Two people working on the dam, which held back waste water from iron ore mining, are unaccounted for, BHP said.
BHP owns the dam with Brazil's Vale via a joint-venture, Samarco. A court has frozen their assets in the country.
The firms have appointed a New York law firm to investigate the cause of the dam rupture, BHP's statement said.
A
federal court has ruled that the potential damages from the disaster
could be about 20.2bn reais ($5.2bn; £3.4bn). The companies' assets were
frozen amid concerns that Samarco does not have enough resources to
cover the cost of damages and compensation.
BHP's statement said
the court had ordered Samarco to put 2bn reais into a court-managed bank
account within 30 days.

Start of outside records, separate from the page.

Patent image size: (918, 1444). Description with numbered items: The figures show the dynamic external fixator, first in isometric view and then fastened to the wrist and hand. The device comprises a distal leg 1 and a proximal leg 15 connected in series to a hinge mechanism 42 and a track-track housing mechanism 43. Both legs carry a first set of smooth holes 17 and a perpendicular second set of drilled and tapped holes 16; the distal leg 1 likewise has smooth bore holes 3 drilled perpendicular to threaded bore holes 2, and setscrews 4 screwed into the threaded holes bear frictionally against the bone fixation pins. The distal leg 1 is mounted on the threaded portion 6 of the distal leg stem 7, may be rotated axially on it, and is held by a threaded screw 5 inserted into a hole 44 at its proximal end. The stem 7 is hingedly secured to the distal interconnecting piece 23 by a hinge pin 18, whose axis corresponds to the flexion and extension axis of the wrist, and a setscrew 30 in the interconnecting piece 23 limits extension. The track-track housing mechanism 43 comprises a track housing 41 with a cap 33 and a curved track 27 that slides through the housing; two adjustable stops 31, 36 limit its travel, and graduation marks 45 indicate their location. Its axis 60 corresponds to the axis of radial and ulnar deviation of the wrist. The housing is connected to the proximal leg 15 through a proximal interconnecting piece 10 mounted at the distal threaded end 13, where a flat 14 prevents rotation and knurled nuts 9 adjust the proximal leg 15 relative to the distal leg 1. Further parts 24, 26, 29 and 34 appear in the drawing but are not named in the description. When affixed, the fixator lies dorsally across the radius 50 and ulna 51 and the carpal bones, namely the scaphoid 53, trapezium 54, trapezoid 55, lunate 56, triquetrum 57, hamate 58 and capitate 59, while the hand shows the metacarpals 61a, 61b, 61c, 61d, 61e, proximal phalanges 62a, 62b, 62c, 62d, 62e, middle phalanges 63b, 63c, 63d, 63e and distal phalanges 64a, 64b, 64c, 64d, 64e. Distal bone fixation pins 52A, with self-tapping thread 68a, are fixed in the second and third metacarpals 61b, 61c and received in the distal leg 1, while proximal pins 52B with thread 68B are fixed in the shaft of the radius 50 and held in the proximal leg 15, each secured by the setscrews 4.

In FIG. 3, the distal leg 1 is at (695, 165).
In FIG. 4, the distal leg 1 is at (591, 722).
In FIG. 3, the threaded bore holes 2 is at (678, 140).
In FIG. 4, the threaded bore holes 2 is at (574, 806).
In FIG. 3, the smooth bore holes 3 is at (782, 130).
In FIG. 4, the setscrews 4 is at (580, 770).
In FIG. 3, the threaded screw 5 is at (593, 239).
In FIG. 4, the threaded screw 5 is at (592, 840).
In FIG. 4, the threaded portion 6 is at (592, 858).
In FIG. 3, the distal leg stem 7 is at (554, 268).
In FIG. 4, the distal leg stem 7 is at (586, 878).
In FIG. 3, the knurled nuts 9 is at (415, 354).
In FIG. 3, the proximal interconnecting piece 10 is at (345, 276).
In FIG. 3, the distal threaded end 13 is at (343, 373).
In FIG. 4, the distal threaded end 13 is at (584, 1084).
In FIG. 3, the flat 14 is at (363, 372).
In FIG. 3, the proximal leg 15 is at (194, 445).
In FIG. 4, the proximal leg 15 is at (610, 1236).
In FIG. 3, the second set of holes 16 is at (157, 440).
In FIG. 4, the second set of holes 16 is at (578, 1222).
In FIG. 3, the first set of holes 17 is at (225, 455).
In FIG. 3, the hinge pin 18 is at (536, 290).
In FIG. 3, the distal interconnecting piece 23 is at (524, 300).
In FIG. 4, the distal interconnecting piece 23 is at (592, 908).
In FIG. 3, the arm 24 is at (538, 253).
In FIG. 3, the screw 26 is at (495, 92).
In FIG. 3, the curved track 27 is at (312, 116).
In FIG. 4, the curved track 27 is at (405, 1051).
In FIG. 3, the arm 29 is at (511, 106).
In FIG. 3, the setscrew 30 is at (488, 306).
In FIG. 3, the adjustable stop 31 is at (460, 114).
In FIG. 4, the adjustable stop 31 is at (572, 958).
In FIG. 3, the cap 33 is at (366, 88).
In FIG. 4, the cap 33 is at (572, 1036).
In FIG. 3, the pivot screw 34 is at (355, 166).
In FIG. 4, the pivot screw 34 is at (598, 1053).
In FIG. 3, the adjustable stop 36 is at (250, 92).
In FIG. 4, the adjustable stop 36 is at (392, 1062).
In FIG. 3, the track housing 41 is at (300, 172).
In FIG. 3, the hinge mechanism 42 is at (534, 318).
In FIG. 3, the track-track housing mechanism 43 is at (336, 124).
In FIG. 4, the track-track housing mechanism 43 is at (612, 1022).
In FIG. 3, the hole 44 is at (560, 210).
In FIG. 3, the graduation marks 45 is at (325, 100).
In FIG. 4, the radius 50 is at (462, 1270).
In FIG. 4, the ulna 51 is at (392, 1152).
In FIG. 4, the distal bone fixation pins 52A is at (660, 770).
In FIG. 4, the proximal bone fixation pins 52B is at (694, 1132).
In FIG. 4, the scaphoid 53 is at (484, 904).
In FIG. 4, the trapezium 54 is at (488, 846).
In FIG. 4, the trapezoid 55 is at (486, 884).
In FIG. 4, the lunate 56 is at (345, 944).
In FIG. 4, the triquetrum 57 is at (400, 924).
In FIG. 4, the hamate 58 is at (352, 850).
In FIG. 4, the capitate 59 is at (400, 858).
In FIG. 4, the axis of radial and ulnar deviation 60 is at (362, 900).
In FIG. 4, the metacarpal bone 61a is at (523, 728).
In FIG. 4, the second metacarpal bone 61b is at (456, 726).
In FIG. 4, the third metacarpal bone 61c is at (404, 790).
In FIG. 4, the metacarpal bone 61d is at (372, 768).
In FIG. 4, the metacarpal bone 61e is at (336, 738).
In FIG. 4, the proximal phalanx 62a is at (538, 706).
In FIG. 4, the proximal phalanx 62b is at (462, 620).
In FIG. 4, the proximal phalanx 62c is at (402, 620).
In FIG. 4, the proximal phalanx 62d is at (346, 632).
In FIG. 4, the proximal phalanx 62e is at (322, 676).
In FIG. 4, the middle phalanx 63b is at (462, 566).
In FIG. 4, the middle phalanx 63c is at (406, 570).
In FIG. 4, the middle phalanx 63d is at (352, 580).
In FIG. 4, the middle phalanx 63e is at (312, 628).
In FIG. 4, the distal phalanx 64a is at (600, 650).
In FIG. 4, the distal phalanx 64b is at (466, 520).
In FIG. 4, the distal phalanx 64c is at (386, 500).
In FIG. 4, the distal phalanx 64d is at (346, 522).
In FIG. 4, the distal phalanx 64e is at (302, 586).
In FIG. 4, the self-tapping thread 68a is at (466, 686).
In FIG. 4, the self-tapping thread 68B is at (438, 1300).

A daily fine of 1.5m reais applies for
non-compliance with this deadline.
'Not natural disaster'
On 28 November, the Brazilian government filed a lawsuit against Samarco for the environmental damage caused by the accident.
Environment
Minister Izabella Teixeira said the accident in the south-eastern state
of Minas Gerais had "a huge impact from an environmental point of
view".
The
village of Bento Rodrigues was totally destroyed and the mud generated
by the 5 November dam collapse polluted drinking water over a vast area.
The money will be used to compensate the victims and help repair the environment.
"It
is not a natural disaster, it is a disaster prompted by economic
activity, but of a magnitude equivalent to those disasters created by
forces of nature," said Ms Teixeira when the lawsuit was filed.